As 2025 rolls around, your best chance of attracting venture funding will be with a solid business foundation. (Unless you're a world-renowned AI scientist, for example.) This means selling products and services that serve a sizable customer base at a profitable price.
But wait! VC Colin Reilly, a partner at Greylock, warned on stage that it's not just about acquiring paying customers.
Riley said there are “no clear milestones” for sales or growth rates that will attract VCs' attention next year. “There's no key number that says if you hit that you'll have a successful Series A. What we're looking for is really the quality of ARR.” [annual recurring revenue]Not the amount of ARR. ”
In other words, once a customer gets on board, will they never leave? Do they tend to increase their spending on startups over time? This startup may actually have fewer customers and less revenue than its competitors, but if the customers who sign up continue to stick around, they will invest more money. The house would cut the check.
“What we're looking for is a quality customer base that will come back again and again as the funds grow,” Riley says.

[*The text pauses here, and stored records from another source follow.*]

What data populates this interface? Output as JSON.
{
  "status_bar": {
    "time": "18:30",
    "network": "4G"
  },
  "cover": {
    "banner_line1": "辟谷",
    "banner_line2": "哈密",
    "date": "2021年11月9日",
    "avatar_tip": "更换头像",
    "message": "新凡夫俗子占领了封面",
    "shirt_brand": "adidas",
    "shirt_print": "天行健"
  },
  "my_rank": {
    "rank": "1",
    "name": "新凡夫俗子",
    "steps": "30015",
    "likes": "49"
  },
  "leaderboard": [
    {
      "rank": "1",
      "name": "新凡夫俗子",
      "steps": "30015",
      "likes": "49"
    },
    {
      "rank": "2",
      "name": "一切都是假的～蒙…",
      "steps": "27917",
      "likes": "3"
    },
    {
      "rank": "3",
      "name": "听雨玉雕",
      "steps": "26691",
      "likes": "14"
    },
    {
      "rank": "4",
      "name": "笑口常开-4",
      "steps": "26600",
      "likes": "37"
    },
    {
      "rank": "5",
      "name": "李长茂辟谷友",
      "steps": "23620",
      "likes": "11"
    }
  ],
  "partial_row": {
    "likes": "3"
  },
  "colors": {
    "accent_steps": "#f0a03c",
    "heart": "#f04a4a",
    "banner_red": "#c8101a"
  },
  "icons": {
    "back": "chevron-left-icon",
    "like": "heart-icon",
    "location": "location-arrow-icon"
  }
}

“When VCs talk about 'we need to build a moat,' this is what they mean,” Hustle Fund co-founder VC Elizabeth Yin said on stage. This is a way to explain how to lock in your customers so they don't try to leave. “The more unique things you can do that others can't do, the more it will help you.”
Riley cited as an example a Greylock portfolio company called Braintrust, which helps developers build AI apps and evaluate their performance. Greylock was confident of leading the $5 million seed deal after founder Ankur Goyal secured early customers who were “industry tastemakers.” His clients included Zapier, Coda, Airtable, and Instacart, which she described as “people on the forefront of building products with AI.”
If powerful customers with strong connections are satisfied with the service, they will attract other similar customers, creating a cycle. Braintrust has since acquired other well-known technology names, including Stripe and Notion, the company said. And in October, Andreessen Horowitz's Martin Casado led a $36 million Series A, with Greylock also participating.
This “quality of the customer” is always important to investors, which is why it is important to name the customer. But in 2025, after the AI gold rush, this metric will become even more important as much of the revenue generated by many AI startups will be one-time revenue.
Another panel at Disrupt was about bouncing back after a down round, with VC Elliott Robinson, a partner at Bessemer Venture Partners, explaining the situation. In early 2024, nearly every large company's board of directors was struggling with AI and allocating large exploration budgets to CIOs to buy and research products.
“Now, we have been buying AI products for 18 and 24 months and have seen companies grow from 0 to 4. [million dollars in revenue] and from 4:00 to 20:00 [million]” he said. “The question now is what will be renewed? Because CIO budgets are starting to dry up.”
CIOs will only continue to buy things that make a measurable difference. Therefore, the sheer number of AI startup revenues and customers (which may also include customers in AI-adjacent fields such as application monitoring) means that a particular startup is a good bet for the future. It's not a thing.
Or as Quintini explains: “At the end of the day, what you're trying to do is, one, build something complex. And two, get into a business that you run faster than others, or that others can't imitate.” Either you do something.”